Zum Hin­ter­grund: jedes sog. Pre­paid-Han­dy, also ein ver­güns­tig­tes Mobil­te­le­fon mit auf­lad­ba­rer SIM-Kar­te, ist durch das SIM-Lock auf die Nut­zung in einem bestimm­ten Netz beschränkt. Es gibt Anbie­ter, die die­se Sper­re auf­he­ben und es gibt Han­dy­ver­käu­fer, sie vor Ablauf der Sperr­frist ent­sperr­te Gerä­te frei ver­kau­fen. Dage­gen weh­ren sich die Han­dy­her­stel­ler und die Netz­be­trei­ber mit allen recht­li­chen Mit­teln, so auch unter Beru­fung auf das Mar­ken­recht.

Nach § 24 Mar­kenG hat der Inha­ber einer Mar­ke zwar nicht das Recht, einem Drit­ten zu unter­sa­gen, die Mar­ke für Waren zu benut­zen, die unter die­ser Mar­ke von ihm oder mit sei­ner Zustim­mung im Inland oder der Euro­päi­schen Uni­on oder dem EWR in den Ver­kehr gebracht wor­den sind. Soll hei­ßen: wenn Sie­mens ein han­dy unter der Mar­ke “Sie­mens SL55” auf den Markt bringt, kann Sie­mens Drit­ten nicht ver­bie­ten, die­ses Han­dy unter der­sel­ben Mar­ke “Sie­mens SL55” wei­ter zu ver­kau­fen, auch dann nicht, wenn es sich z. B. um einen gewerb­li­chen Reimport han­delt.
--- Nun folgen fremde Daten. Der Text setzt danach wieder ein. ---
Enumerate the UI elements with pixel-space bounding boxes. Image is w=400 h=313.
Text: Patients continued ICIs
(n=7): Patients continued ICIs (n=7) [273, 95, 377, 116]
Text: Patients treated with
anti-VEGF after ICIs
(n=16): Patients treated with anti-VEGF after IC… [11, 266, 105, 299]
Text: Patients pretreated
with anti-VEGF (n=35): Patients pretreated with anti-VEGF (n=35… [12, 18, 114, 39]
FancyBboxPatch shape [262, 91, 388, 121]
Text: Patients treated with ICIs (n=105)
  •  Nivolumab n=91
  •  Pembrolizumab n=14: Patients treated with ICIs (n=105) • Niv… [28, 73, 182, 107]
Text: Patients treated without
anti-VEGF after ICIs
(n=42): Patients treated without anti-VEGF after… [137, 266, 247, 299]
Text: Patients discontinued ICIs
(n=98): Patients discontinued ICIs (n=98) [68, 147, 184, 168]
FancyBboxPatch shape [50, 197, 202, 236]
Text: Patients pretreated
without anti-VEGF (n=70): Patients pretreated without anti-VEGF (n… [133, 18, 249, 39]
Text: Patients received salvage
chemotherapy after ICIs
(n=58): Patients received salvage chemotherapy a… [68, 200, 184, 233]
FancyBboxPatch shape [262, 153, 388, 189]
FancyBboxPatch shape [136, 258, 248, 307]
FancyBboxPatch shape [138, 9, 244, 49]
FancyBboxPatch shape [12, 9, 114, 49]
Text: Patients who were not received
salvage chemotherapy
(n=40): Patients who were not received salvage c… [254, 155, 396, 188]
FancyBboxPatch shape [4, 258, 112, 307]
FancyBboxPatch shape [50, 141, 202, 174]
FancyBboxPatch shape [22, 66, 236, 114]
Eine Aus­nah­me gilt aber nach § 24 Abs. 2 Mar­kenG, wenn sich der Mar­ken­in­ha­ber der Benut­zung der Mar­ke für den Wei­ter­ver­trieb der Waren aus berech­tig­ten Grün­den wider­setzt, ins­be­son­de­re wenn der Zustand der Waren nach ihrem Inver­kehr­brin­gen ver­än­dert oder ver­schlech­tert ist.
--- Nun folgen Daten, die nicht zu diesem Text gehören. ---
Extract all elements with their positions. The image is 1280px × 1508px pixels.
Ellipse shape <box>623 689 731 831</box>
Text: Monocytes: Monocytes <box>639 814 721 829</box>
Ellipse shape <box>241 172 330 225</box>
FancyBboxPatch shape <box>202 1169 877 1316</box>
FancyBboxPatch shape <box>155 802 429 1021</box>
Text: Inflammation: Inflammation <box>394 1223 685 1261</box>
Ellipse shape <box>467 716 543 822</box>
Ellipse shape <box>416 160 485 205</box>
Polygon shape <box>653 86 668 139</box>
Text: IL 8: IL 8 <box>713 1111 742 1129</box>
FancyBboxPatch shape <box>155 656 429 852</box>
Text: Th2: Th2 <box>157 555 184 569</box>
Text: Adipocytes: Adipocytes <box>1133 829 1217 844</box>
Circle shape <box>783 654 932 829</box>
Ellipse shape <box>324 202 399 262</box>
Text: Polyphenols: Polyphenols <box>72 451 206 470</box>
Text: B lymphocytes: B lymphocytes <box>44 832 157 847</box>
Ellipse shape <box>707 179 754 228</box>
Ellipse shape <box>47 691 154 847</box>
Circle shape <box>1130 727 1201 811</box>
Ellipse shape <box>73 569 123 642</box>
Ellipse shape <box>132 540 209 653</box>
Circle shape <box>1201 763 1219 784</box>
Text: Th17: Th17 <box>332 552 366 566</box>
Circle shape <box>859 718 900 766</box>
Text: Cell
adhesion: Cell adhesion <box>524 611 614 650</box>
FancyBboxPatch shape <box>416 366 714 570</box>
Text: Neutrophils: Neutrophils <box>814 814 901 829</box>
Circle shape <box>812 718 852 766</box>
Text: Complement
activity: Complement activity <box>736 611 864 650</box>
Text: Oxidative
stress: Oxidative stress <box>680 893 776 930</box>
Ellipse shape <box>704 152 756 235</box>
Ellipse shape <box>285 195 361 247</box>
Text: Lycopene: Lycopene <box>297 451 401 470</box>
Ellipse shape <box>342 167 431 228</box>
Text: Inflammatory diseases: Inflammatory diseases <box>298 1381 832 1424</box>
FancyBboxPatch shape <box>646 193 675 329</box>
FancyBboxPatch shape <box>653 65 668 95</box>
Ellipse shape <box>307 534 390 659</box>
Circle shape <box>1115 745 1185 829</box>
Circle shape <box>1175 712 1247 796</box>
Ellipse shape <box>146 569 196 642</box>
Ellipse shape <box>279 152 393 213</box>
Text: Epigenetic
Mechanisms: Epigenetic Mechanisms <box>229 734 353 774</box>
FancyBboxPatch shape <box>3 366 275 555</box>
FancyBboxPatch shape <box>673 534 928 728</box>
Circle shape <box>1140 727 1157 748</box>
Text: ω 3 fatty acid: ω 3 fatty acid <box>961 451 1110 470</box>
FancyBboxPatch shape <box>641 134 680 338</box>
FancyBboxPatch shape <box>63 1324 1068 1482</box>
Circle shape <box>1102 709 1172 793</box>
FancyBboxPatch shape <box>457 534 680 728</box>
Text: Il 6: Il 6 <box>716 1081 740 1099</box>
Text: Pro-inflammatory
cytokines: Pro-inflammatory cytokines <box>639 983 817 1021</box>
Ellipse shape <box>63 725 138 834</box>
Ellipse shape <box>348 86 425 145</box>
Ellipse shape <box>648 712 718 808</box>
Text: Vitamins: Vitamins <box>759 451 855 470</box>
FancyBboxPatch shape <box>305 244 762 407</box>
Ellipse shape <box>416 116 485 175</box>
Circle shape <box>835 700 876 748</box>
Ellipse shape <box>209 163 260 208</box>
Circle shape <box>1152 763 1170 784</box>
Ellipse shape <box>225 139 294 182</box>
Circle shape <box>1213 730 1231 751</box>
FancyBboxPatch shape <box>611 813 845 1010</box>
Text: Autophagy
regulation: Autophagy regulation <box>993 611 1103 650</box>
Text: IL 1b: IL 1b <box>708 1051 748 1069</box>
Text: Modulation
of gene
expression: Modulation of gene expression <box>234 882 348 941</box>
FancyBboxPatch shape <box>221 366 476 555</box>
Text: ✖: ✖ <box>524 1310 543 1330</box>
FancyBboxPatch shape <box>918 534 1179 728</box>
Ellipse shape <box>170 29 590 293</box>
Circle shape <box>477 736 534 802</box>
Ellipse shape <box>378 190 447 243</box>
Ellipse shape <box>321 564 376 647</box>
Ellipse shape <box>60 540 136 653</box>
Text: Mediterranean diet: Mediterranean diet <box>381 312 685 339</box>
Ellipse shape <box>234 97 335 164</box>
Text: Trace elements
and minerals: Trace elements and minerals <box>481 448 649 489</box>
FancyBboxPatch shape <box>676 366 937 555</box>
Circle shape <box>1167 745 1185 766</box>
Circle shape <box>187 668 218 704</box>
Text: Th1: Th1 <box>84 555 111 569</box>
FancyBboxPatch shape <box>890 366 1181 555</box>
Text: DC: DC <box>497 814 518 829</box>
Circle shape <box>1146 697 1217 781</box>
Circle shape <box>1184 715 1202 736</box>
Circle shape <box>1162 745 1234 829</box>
Eine sol­che Pro­dukt­ver­än­de­rung liegt auch in der Ent­fer­nung des SIM-Locks, so der BGH in sei­nem Urteil vom 09.06.04. Danach gilt: wer­den Mobil­te­le­fo­ne, mit denen auf Grund einer Sper­re (SIM-Lock) nur in einem bestimm­ten Mobil­funk­netz tele­fo­niert wer­den kann, nach dem Inver­kehr­brin­gen durch den Mar­ken­in­ha­ber ohne des­sen Zustim­mung von Drit­ten ent­sperrt, so liegt eine die Erschöp­fung nach § 24 Abs. 1 Mar­kenG aus­schlie­ßen­de Pro­dukt­ver­än­de­rung im Sin­ne von § 24 Abs. 2 Mar­kenG vor (BGH Urteil vom 09.06.2004 — I ZR 13/02).

Mit ande­ren Wor­ten: Unter Beru­fung auf das Mar­ken­recht kann der Han­dy­her­stel­ler den wei­te­ren Ver­trieb sei­ner Ware unter­sa­gen, wenn die Ware nicht genau die ist, die er erst­mals unter der Mar­ke in den Ver­kehr gebracht hat. Eine sol­che wesent­li­che Ver­än­de­rung ist es auch, wenn das SIM-Lock auf­ge­ho­ben wur­de. Jeden­falls unter der Mar­ke darf das ent­sperr­te Han­dy dann nicht ver­kauft wer­den. Pri­vat­ver­käu­fe dürf­ten aller­dings von die­sem Urteil nicht betrof­fen sein, weil es dabei an einer Nut­zung der Mar­ke “im geschäft­li­chen Ver­kehr” fehlt, wie es § 14 Mar­kenG für den Unter­las­sungs­an­spruch vor­aus­setzt.